High throughput sequencing data analysis workflow: mtDNA variant detection and identification of STR/Y-STR alleles and iso-alleles

Abstract High throughput sequencing of mtDNA and STRs enable forensic laboratories to have the benefits of both analysis methods at the same time. HTS chemistries are more cost effective than Sanger sequencing for the mitochondrial genome and produce data at a greater depth of coverage allowing for detection of low level heteroplasmy [ 1 , 2 , 4 ]. Advantages of HTS STR chemistries over traditional CE include the ability to have smaller amplicons, analyze more loci in each reaction, and the identification of sequence polymorphisms that could, once iso-allele frequencies are available, potentially be processed in mixture software, such as MaSTR™, for deconvolution and LR calculation. Rigorous, user-friendly software is needed in order to analyze the large data files consisting of thousands to millions of reads generated for each sample [ 5 ]. GeneMarker®HTS is a rapid, user-friendly, software for analysis of forensic mtDNA, autosomal and Y-STR high throughput sequencing data. National Institute of Standards and Technology (NIST), in conjunction with Promega corporation, generously supplied fastq sequence files and corresponding CE allele calls for 672 samples amplified with the PowerSeq® Auto/Y System and analyzed on an Illumina® MiSeq.

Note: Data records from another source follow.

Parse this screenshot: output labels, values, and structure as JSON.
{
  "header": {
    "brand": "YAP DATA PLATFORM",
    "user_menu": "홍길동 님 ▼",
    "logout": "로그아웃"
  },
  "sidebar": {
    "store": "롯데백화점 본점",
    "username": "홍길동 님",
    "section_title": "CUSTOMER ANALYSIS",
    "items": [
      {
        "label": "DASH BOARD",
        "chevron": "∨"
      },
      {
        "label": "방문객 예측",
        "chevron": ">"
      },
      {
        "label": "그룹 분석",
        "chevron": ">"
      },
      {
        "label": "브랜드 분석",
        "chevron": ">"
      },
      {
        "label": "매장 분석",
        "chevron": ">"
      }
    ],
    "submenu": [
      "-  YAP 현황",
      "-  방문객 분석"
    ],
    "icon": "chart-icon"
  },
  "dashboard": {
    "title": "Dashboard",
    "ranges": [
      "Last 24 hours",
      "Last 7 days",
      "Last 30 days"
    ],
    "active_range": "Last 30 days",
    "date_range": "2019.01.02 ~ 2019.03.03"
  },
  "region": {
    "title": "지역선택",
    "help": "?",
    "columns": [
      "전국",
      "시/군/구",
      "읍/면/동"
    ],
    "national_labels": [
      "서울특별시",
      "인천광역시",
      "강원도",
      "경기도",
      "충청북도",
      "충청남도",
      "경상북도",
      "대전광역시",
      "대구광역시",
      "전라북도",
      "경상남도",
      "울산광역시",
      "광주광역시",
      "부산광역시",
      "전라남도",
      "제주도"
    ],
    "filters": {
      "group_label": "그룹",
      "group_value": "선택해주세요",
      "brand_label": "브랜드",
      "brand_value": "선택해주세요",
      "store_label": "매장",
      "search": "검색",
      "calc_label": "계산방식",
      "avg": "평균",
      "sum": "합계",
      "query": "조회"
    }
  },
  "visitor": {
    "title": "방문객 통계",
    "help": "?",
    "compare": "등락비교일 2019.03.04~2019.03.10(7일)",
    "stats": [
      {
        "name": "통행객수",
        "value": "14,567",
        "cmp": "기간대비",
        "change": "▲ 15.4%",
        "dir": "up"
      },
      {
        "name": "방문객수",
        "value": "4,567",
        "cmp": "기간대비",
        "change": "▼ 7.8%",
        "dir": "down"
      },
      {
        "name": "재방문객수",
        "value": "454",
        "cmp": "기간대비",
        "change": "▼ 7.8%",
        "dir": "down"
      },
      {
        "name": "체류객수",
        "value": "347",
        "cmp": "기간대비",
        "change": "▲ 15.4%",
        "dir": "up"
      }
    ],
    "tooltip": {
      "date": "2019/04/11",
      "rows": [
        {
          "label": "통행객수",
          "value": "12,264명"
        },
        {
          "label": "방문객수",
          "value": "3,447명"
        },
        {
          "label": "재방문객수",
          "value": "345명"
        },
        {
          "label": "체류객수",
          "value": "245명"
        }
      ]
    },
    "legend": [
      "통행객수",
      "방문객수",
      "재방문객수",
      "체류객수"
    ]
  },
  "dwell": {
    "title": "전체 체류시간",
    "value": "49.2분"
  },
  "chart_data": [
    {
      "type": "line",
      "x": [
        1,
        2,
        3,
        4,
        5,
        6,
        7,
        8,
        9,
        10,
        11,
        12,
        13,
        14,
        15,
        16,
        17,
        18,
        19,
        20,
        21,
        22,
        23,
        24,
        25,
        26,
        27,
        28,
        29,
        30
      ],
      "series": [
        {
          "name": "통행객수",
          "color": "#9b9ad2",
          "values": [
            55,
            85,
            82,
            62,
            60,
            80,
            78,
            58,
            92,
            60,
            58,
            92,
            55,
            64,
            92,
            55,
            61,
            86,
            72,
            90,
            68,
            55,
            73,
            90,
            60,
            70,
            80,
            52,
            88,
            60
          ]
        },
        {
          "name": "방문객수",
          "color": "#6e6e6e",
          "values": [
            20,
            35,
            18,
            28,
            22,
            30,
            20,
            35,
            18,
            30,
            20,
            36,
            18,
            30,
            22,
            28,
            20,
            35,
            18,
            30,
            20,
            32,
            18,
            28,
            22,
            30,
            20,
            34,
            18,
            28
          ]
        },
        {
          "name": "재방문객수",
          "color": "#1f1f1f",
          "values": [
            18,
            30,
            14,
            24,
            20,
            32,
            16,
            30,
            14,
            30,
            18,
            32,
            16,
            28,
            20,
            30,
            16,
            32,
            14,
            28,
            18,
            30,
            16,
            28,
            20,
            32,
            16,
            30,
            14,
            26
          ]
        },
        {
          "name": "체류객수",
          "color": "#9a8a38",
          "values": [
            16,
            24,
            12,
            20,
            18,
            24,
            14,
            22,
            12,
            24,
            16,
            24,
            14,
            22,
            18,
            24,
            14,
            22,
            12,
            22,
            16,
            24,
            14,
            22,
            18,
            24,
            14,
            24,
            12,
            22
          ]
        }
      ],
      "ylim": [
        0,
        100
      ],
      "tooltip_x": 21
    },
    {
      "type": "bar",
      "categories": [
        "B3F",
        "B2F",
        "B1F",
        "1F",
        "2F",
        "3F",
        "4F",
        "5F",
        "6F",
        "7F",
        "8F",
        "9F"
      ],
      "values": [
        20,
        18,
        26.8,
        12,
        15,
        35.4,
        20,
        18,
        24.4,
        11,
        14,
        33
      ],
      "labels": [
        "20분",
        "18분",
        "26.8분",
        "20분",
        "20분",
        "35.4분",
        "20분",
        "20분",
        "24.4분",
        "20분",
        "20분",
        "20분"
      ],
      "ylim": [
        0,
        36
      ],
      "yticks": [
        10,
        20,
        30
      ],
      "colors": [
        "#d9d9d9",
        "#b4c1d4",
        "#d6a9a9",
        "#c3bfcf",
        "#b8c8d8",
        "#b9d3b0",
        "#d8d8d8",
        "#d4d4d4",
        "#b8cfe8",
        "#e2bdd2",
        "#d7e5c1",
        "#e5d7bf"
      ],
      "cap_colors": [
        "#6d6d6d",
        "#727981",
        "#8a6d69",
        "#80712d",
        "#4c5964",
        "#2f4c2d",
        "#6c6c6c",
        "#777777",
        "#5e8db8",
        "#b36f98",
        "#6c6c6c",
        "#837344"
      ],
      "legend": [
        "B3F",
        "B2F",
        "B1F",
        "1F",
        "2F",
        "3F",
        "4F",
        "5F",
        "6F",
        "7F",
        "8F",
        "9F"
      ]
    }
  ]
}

Results of these data analyzed in GeneMarkerHTS software were highly concordant with the CE allele calls. Summary of the STR allele calls concordance and examples of alleles exhibiting sequence variation will be presented. Additionally, a review of the mtDNA genome forensic alignment, heteroplasmy report, import of major variant profile to EMPOP, sample comparison, and database options will be presented.